The United States is urging the European Union to make unilateral tariff cuts on American goods and abandon its proposed digital tax, according to sources cited by the Financial Times. These demands are seen as key conditions for progress in ongoing trade negotiations.
Earlier this year, the U.S. imposed a 20% “reciprocal” tariff on the EU. However, the Trump Administration rolled back that rate after markets reacted negatively, fearing a recession. A 10% baseline tariff on imports from all countries remains in place as of July 8, as talks continue.
Despite easing some tariffs, Washington has kept 25% duties on European steel, aluminum, and auto parts. U.S. officials are also threatening to target pharmaceuticals and semiconductors with additional tariffs.

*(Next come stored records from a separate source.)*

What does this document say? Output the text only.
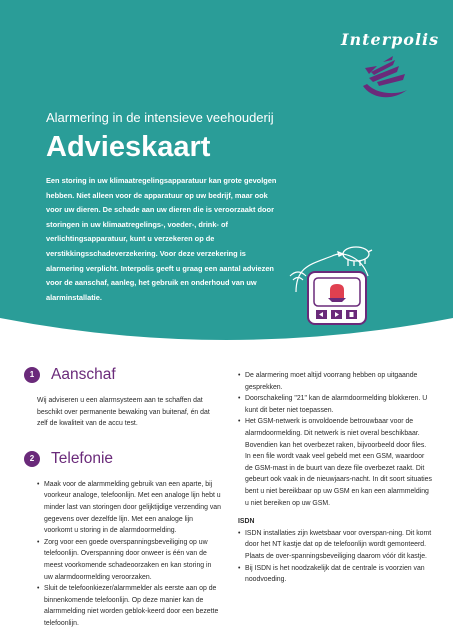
Interpolis
Alarmering in de intensieve veehouderij
Advieskaart
Een storing in uw klimaatregelingsapparatuur kan grote gevolgen hebben. Niet alleen voor de apparatuur op uw bedrijf, maar ook voor uw dieren. De schade aan uw dieren die is veroorzaakt door storingen in uw klimaatregelings-, voeder-, drink- of verlichtingsapparatuur, kunt u verzekeren op de verstikkingsschadeverzekering. Voor deze verzekering is alarmering verplicht. Interpolis geeft u graag een aantal adviezen voor de aanschaf, aanleg, het gebruik en onderhoud van uw alarminstallatie.
1	Aanschaf
Wij adviseren u een alarmsysteem aan te schaffen dat beschikt over permanente bewaking van buitenaf, én dat zelf de kwaliteit van de accu test.
2	Telefonie
• Maak voor de alarmmelding gebruik van een aparte, bij voorkeur analoge, telefoonlijn. Met een analoge lijn hebt u minder last van storingen door gelijktijdige verzending van gegevens over dezelfde lijn. Met een analoge lijn voorkomt u storing in de alarmdoormelding.
• Zorg voor een goede overspanningsbeveiliging op uw telefoonlijn. Overspanning door onweer is één van de meest voorkomende schadeoorzaken en kan storing in uw alarmdoormelding veroorzaken.
• Sluit de telefoonkiezer/alarmmelder als eerste aan op de binnenkomende telefoonlijn. Op deze manier kan de alarmmelding niet worden geblok-keerd door een bezette telefoonlijn.
• De alarmering moet altijd voorrang hebben op uitgaande gesprekken.
• Doorschakeling "21" kan de alarmdoormelding blokkeren. U kunt dit beter niet toepassen.
• Het GSM-netwerk is onvoldoende betrouwbaar voor de alarmdoormelding. Dit netwerk is niet overal beschikbaar. Bovendien kan het overbezet raken, bijvoorbeeld door files. In een file wordt vaak veel gebeld met een GSM, waardoor de GSM-mast in de buurt van deze file overbezet raakt. Dit gebeurt ook vaak in de nieuwjaars-nacht. In dit soort situaties bent u niet bereikbaar op uw GSM en kan een alarmmelding u niet bereiken op uw GSM.
ISDN
• ISDN installaties zijn kwetsbaar voor overspan-ning. Dit komt door het NT kastje dat op de telefoonlijn wordt gemonteerd. Plaats de over-spanningsbeveiliging daarom vóór dit kastje.
• Bij ISDN is het noodzakelijk dat de centrale is voorzien van noodvoeding.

Sources say the U.S. will formally tell EU trade negotiators this week that it expects the EU to reduce tariffs without demanding equivalent concessions. American officials are also pushing for the EU to remove its planned digital tax, which the U.S. views as discriminatory toward its tech firms.
Last month, the EU proposed a mutual agreement to eliminate tariffs on industrial goods. European Commission President Ursula von der Leyen stated, “We have offered zero-for-zero tariffs for industrial goods. Because we’re always ready for a good deal.” She also warned that the EU would respond with countermeasures if necessary.
President Donald Trump has dismissed the EU’s offer. When asked if the proposal was enough to ease U.S. tariffs, he responded, “No, it’s not.”
So far, the U.S. has reached only one post-tariff trade agreement—with the United Kingdom. A breakdown in talks with the EU could hurt both economies and potentially slow global oil demand growth.